Aside from the stunning long-range views, the prime attraction at Point Lookout were the bears. But not just any bears. They were Sonny “the Waltzer” and Sally the “talking bear”! Sally was also known as “Prohibition Sally” due to her fondness for soda pop.
The Ragles operated Point Lookout until they sold it in 1947. As cars began whizzing up the new U.S. 70 and future I-40 in the 1950’s fewer and fewer drove the winding old road.

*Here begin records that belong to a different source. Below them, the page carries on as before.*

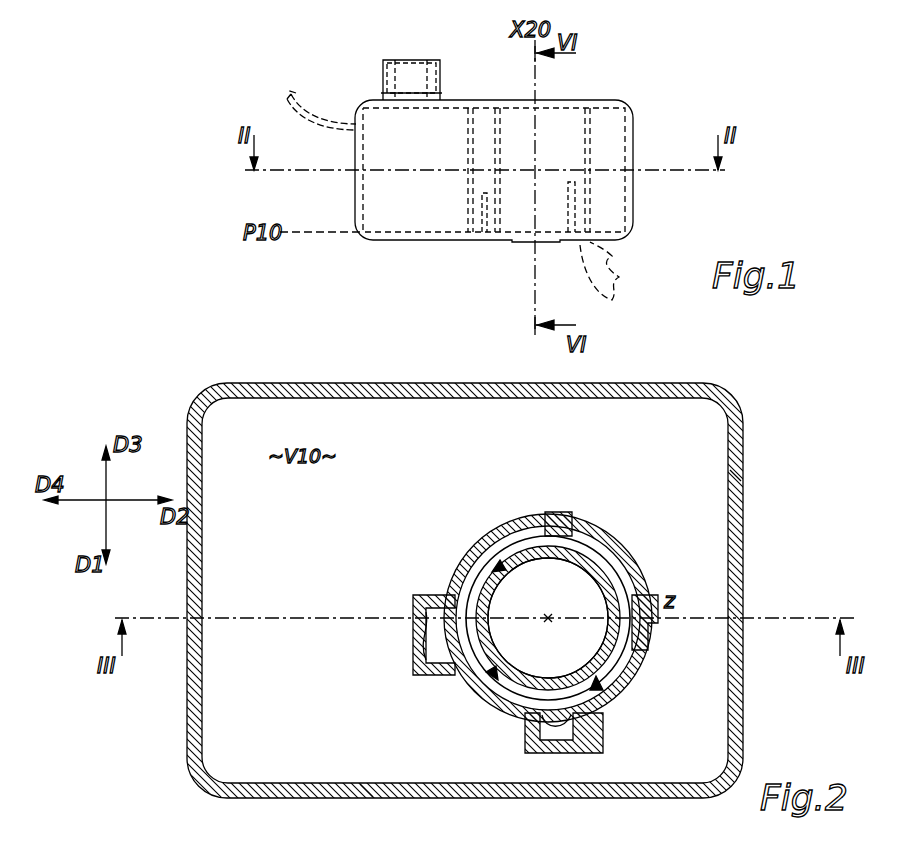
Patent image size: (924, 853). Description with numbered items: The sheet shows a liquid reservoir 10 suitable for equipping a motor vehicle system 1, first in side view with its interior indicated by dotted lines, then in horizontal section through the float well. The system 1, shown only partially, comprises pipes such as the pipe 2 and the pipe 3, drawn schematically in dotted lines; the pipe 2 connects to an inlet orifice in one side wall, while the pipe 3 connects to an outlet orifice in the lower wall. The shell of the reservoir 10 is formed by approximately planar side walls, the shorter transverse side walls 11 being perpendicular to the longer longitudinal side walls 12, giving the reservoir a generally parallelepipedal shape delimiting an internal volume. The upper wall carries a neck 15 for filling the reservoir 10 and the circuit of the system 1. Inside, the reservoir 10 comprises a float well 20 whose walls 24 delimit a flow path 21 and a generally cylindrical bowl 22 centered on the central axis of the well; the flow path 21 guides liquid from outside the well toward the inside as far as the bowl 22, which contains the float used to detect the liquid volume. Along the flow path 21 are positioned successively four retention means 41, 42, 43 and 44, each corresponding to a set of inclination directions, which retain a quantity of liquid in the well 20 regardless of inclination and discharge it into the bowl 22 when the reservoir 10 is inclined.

In FIG. 1, the motor vehicle system 1 is at (243, 98).
In FIG. 1, the pipe 2 is at (290, 101).
In FIG. 1, the pipe 3 is at (610, 270).
In FIG. 1, the reservoir 10 is at (628, 106).
In FIG. 2, the reservoir 10 is at (170, 390).
In FIG. 2, the side wall 11 is at (744, 492).
In FIG. 2, the side wall 12 is at (372, 797).
In FIG. 1, the neck 15 is at (385, 78).
In FIG. 2, the float well 20 is at (430, 715).
In FIG. 2, the flow path 21 is at (554, 618).
In FIG. 2, the bowl 22 is at (596, 577).
In FIG. 2, the walls 24 is at (484, 541).
In FIG. 2, the retention means 41 is at (556, 513).
In FIG. 2, the retention means 42 is at (420, 609).
In FIG. 2, the retention means 43 is at (535, 732).
In FIG. 2, the retention means 44 is at (634, 601).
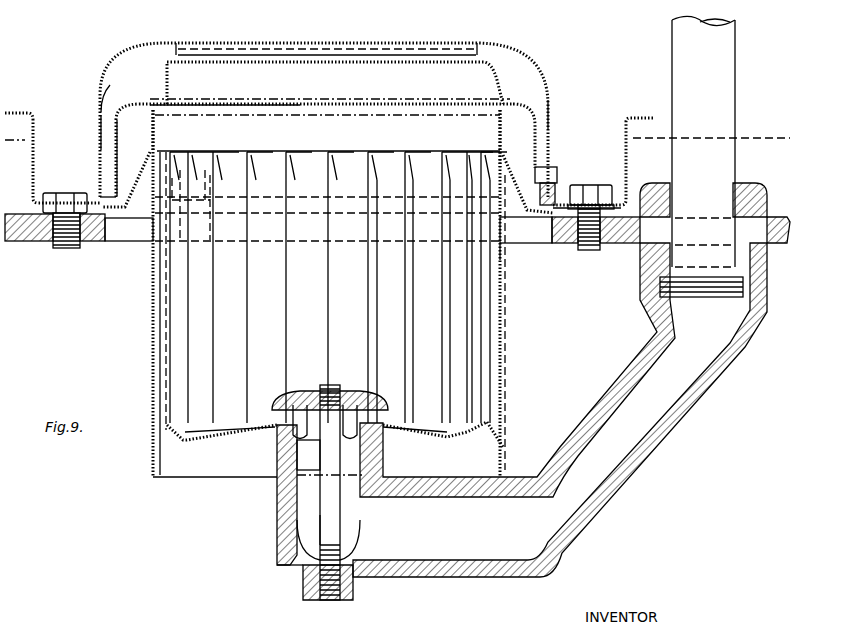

Today, you can still travel up the mountain by bike or on foot via The Point Lookout Trail. Thanks to private volunteers and NCDOT maintenance there is an asphalt bike path that follows the road bed up the mountain. Parts of the old road are still visible; you’ll see how portions of the road that have eroded away. It’s a very enjoyable hiking experience. You can start your walk up starting just outside of Old Fort or walk down from the back side of Ridgecrest.
When you reach Point Lookout a rock stairway leads to what was the upper viewing platform. The largest of a series of 4 railroad tunnels runs beneath the mountain behind where the gentleman in blue is standing. You can see rock foundations for the main building and bears’ home across the trail if you get there before the kudzu leafs out. If you’re really lucky, a freight train may make its way up or down the mountain. You’ll hear the train a’coming! And you’ll have time to get to one of two viewing spots on the old road. Take your pick. Both are a short walk of a hundred yards or so from Point Lookout.
The best time to go is in early spring. Red, fire pinks; tiny, wild iris: old, scrawny apple trees, and Carolina Silverbells were blooming the day we hiked. I’m planning on going again in late fall to catch a last bit of color in the distant piedmont.